As Su Chan paddled her feet in the water, her lips began to move. The soft tune of a song filled the dark space under the bridge. Master had taught her that song, saying that she could hum that song whenever she felt lonely, or whenever she missed someone dearly.
Right now, she was missing not one, but two people.
Su Chan paused in her humming and sniffed.
It’s going to be okay. I’ll figure something out… I’ll find a way to help Master. Or at least I’ll die trying…
Su Chan paddled her feet through the water and resumed humming.
“You should sing more often,” said a voice. “You sing really well.”
The voice came from above the bridge.
No… It… It can’t be…
Su Chan withdrew her feet from the water and stood up. She turned around and looked up at the bridge.
“B- Beloved…” Su Chan’s voice trembled. “Is that really you?”
A loud thud sounded when the man leaped down from the top of the bridge.
The man smiled. “Yes, it’s me. Don’t you recognize me anymore?”
She might as well be incapable of recognizing him since her vision had long since been blurred by her tears.
Yundong smiled and opened his arms. “Come here, Chan’er…”

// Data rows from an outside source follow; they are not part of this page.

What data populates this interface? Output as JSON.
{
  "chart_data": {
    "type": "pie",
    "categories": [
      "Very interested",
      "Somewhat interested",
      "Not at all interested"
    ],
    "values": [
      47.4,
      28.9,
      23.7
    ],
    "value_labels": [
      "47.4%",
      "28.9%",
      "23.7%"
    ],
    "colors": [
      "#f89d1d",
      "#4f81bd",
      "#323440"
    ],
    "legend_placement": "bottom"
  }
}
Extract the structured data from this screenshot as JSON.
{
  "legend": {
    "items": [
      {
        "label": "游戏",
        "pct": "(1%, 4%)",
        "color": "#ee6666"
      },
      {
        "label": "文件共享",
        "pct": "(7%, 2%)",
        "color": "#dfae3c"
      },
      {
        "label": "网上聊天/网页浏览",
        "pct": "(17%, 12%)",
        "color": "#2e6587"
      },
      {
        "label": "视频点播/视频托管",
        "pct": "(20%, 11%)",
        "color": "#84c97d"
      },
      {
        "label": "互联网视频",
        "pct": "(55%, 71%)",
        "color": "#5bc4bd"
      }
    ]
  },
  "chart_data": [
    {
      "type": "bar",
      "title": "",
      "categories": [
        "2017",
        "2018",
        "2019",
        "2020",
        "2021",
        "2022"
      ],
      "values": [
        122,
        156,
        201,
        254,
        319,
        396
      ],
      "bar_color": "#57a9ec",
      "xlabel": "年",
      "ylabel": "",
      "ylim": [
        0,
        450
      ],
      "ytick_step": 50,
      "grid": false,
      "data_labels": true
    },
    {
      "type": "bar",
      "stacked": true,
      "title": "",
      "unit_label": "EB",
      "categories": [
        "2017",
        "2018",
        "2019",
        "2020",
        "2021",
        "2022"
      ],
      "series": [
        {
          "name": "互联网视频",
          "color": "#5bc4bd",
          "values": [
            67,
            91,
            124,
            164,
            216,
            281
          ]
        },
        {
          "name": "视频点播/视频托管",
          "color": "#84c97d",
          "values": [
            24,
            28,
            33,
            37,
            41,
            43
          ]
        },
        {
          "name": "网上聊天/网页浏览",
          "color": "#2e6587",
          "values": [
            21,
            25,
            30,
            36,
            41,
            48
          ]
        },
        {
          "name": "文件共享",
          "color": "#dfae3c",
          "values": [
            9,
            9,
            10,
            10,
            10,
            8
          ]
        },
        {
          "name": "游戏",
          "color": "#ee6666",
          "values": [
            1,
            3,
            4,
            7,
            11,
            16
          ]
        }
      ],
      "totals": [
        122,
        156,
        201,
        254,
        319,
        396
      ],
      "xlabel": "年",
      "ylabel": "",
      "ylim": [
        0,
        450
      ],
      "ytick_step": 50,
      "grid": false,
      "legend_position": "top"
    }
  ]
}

Su Chan had never moved so fast in her life. Barely a second later, she found herself crashing into that familiar warmth.
And she didn’t say a word.
There would be time for words later.
Right now, she needed this.
This was enough.
“It’s okay, my Chan’er… It’s okay…” Yundong’s soothing voice matched the rhythm of his hands as he stroked her hair. “Everything’s going to be alright, Chan’er. I promise. Everything’s going to be alright.”